1 in 4 pregnancies end in miscarriage. 1 in 160 pregnancies end in stillbirth. Each year millions of families endure a particular grief associated with pregnancy and infant loss. And still there is a not yet fully emerged shadow that haunts women grieving their losses. This shadow extends to fathers, co-parents, and partners. It then spills over to communities where a cloak of silence and ignorance might prevail. For instance, many people are surprised to know that women whose babies will be stillborn still must undergo labor.
The more the media can present a complex and multi-faceted experience, the less alone women will feel. Rather than including trigger warnings - which tend to stop conversations more than they start them - the media serves women and families by showing what such experiences actually entail. Women who have experienced trauma may need support in returning to it. But return to it they do - over and over again.
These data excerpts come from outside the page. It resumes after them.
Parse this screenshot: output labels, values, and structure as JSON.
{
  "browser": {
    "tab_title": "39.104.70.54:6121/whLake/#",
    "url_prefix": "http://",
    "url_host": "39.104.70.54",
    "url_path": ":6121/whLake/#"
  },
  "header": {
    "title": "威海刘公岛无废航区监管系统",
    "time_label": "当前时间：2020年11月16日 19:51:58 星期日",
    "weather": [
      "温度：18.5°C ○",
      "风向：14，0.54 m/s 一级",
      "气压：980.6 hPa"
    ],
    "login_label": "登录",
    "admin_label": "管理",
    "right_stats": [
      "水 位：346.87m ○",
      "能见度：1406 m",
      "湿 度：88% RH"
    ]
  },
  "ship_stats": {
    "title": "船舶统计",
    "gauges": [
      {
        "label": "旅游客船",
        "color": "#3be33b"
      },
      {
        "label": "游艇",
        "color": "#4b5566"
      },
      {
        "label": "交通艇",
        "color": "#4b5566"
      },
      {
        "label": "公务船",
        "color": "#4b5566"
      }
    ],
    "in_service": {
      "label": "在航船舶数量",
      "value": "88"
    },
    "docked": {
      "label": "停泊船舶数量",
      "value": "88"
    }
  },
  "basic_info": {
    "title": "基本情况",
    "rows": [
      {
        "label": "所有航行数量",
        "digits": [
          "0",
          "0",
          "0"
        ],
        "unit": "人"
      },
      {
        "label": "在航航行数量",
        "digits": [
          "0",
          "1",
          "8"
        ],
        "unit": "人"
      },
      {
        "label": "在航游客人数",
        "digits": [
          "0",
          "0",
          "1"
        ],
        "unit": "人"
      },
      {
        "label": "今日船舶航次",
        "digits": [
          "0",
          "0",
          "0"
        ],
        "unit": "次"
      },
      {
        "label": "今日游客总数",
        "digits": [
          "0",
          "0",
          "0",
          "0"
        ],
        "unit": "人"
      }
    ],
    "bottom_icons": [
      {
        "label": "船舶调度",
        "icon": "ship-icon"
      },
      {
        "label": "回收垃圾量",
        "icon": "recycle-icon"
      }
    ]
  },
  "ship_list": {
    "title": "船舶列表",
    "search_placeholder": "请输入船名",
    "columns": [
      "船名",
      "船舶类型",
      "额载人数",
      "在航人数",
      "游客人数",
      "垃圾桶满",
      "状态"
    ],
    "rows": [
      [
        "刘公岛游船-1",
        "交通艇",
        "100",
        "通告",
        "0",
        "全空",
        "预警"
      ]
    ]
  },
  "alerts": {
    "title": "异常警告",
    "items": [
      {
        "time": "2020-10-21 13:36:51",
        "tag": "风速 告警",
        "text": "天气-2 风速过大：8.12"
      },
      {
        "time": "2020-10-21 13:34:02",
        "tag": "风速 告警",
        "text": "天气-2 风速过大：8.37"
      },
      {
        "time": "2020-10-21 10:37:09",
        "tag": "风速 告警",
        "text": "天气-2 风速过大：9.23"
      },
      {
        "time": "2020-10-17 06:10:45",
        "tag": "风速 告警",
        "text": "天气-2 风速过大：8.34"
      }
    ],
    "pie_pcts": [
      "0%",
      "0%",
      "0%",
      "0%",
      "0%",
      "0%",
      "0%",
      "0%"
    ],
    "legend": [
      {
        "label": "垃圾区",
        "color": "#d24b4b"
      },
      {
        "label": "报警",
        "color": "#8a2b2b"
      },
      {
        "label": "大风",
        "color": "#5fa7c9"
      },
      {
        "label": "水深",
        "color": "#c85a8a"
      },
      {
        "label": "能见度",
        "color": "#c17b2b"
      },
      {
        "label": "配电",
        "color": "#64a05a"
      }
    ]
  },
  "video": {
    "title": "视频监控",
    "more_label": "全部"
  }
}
The inclusion of fathers' grief also forms a critical part. In Outlander, we see Jamie Fraser, played by Sam Heughan, anticipate the birth of his child. We see his questions and his mourning.
These sorts of representations matter. In our contemporary society where families create their own traditions, we often ask our male partners to be far more involved in child-rearing than was required in the past. Even so, we give them little space for grief when childbearing ends in tragedy. Says author Daniel Raeburn, author of Vessels: A Love Story, whose daughter Irene was stillborn:
"Men and women both assume that even though a father may grieve and then mourn, that he does not need any help the way a woman does. He keeps it all inside. That led to a lot of problems in my case."
Correspondingly, as Claire in Outlander depicted, women almost universally experience guilt about loss, and here the media can help to shape authentic stories and narratives. Says Dr. Julie Bindeman, a Reproductive Psychologist in practice in Maryland:
"If the media does this right - if the popular media starts sending messages about pregnancy and infant loss that are more in line with real life experiences - where grief is real and deep and not sanitized - that reflect real life, well, then, bereaved mothers can start to understand their grief responses as normal responses to abnormal situations."
As I watched the character Claire experience motherhood on Outlander, salty hot tears spilled down; my throat pulsed. The work of this ground-breaking show returned me to that time when I too held my deceased child, swaddled and yet increasingly pale, his departure hastening. The messiness and love that makes up stillbirth as much as any birth is what Outlander presented.